The suspect, who was also shot, is dead, officials said at a news briefing.
The shot officer and her partner were checking out a call from a woman who had filed a domestic violence report a day earlier. They met her outside the home on Prince Street shortly before 9 a.m. and she was able to point out her attacker. The two cops dropped her off about a block away to keep her safe, called for backup and went back to the scene to try to take the suspect into custody.
Two more officers arrived and the four tried to arrest the suspect, but NYPD Police Commissioner James O'Neill said the suspect, a 39-year-old with a history of violent crimes including domestic assault and a shooting conviction, resisted. A struggle ensued; one of the cops tried to use a stun gun on the suspect's back, at which point the suspect pulled out a gun, O'Neill said. The officers tried to direct the muzzle of the weapon away as the suspect discharged two rounds.

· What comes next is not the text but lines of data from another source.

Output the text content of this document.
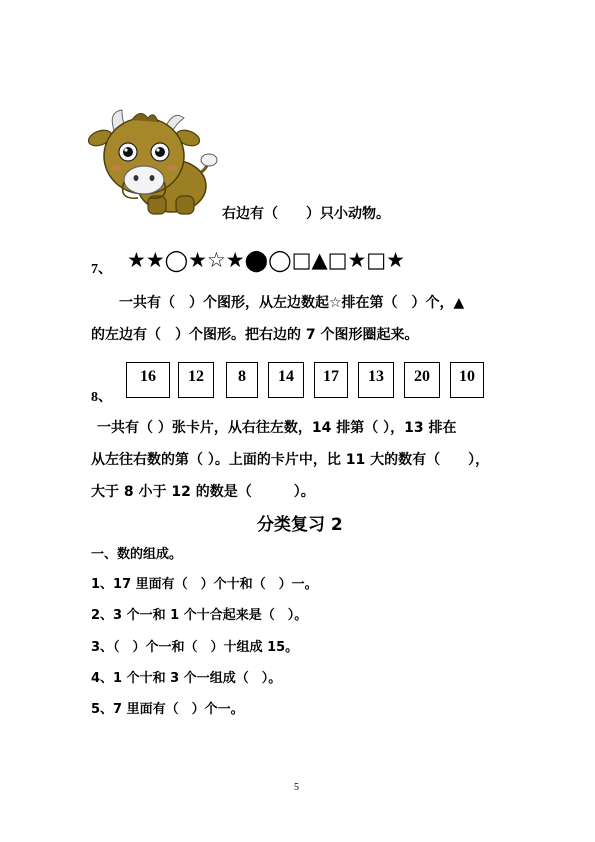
右边有（　　）只小动物。
7、 ★★◯★☆★⬤◯□▲□★□★
一共有（　）个图形，从左边数起☆排在第（　）个，▲
的左边有（　）个图形。把右边的 7 个图形圈起来。
8、
16	12	8	14	17	13	20	10
一共有（ ）张卡片，从右往左数，14 排第（ ），13 排在
从左往右数的第（ ）。上面的卡片中，比 11 大的数有（　　），
大于 8 小于 12 的数是（　　　）。
分类复习 2
一、数的组成。
1、17 里面有（　）个十和（　）一。
2、3 个一和 1 个十合起来是（　）。
3、（　）个一和（　）十组成 15。
4、1 个十和 3 个一组成（　）。
5、7 里面有（　）个一。
5
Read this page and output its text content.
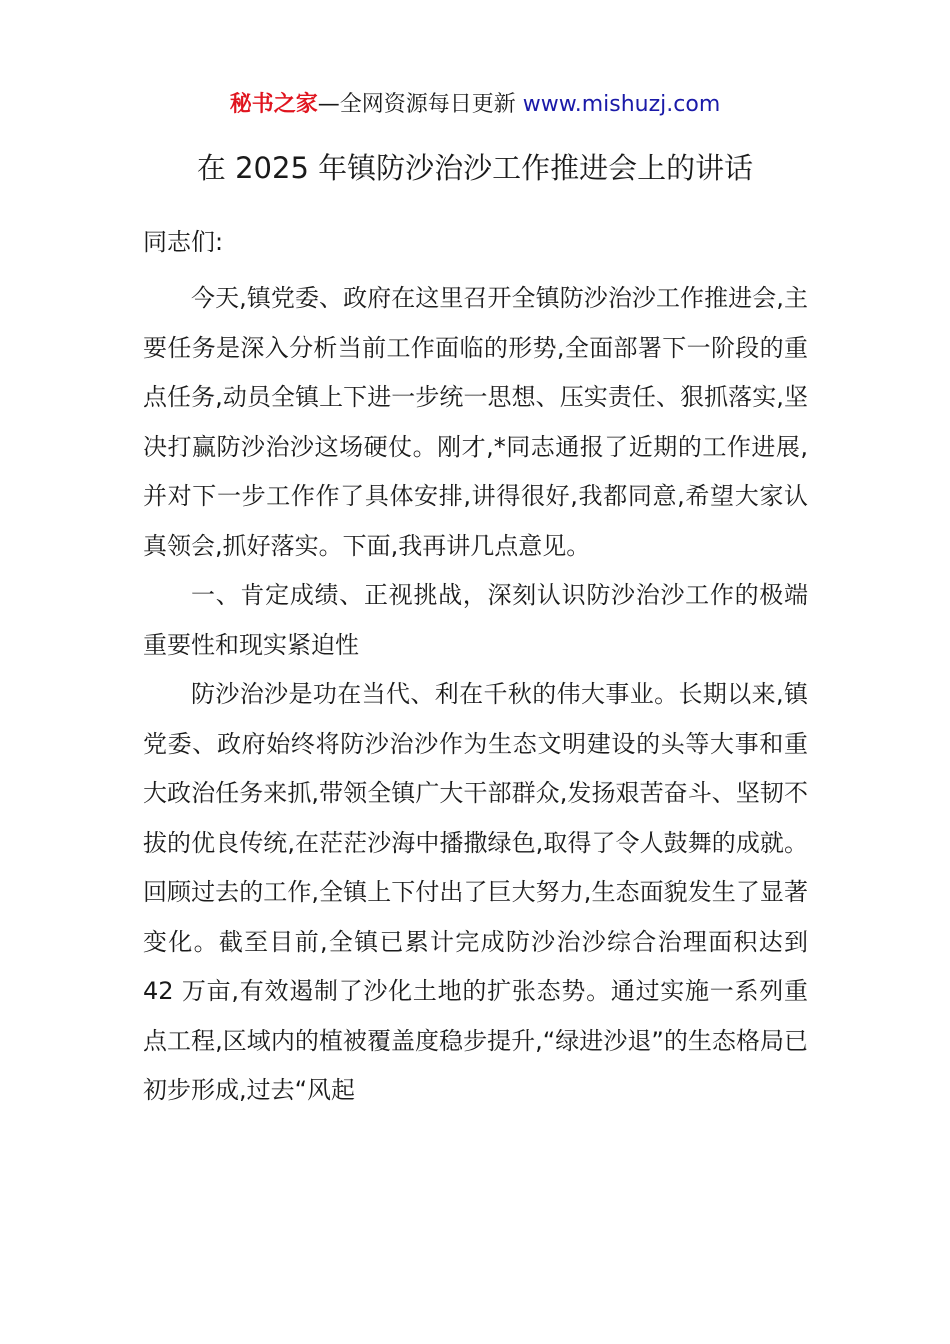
秘书之家—全网资源每日更新 www.mishuzj.com
在 2025 年镇防沙治沙工作推进会上的讲话

同志们:

今天,镇党委、政府在这里召开全镇防沙治沙工作推进会,主要任务是深入分析当前工作面临的形势,全面部署下一阶段的重点任务,动员全镇上下进一步统一思想、压实责任、狠抓落实,坚决打赢防沙治沙这场硬仗。刚才,*同志通报了近期的工作进展,并对下一步工作作了具体安排,讲得很好,我都同意,希望大家认真领会,抓好落实。下面,我再讲几点意见。

一、肯定成绩、正视挑战，深刻认识防沙治沙工作的极端重要性和现实紧迫性

防沙治沙是功在当代、利在千秋的伟大事业。长期以来,镇党委、政府始终将防沙治沙作为生态文明建设的头等大事和重大政治任务来抓,带领全镇广大干部群众,发扬艰苦奋斗、坚韧不拔的优良传统,在茫茫沙海中播撒绿色,取得了令人鼓舞的成就。回顾过去的工作,全镇上下付出了巨大努力,生态面貌发生了显著变化。截至目前,全镇已累计完成防沙治沙综合治理面积达到 42 万亩,有效遏制了沙化土地的扩张态势。通过实施一系列重点工程,区域内的植被覆盖度稳步提升,“绿进沙退”的生态格局已初步形成,过去“风起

Officers returned fire, shooting three rounds, O'Neill said. The cop who was shot was hit in the left hand, though it wasn't clear if the bullet was from the suspect's gun or from the officers' weapons. The suspect's gun was recovered at the scene. Neither his name, nor the name of the shot officer, who was undergoing surgery on her hand later Tuesday, was immediately released.
No other officers were hurt. The suspect's gun was recovered at the scene.
The shot cop is 30 and joined the department in January 2016. Mayor de Blasio and O'Neill spoke to reporters at the hospital after their visit with her -- and praised what they described as her exemplary behavior and heroism.
De Blasio said the cop is a prime example of the American Dream; she came to the United States when she was young and always wanted to be a police officer, he said her family told him.
"That was her life's goal," he added. "She has applied herself with all her heart to this work, protecting others, and she is quite a hero."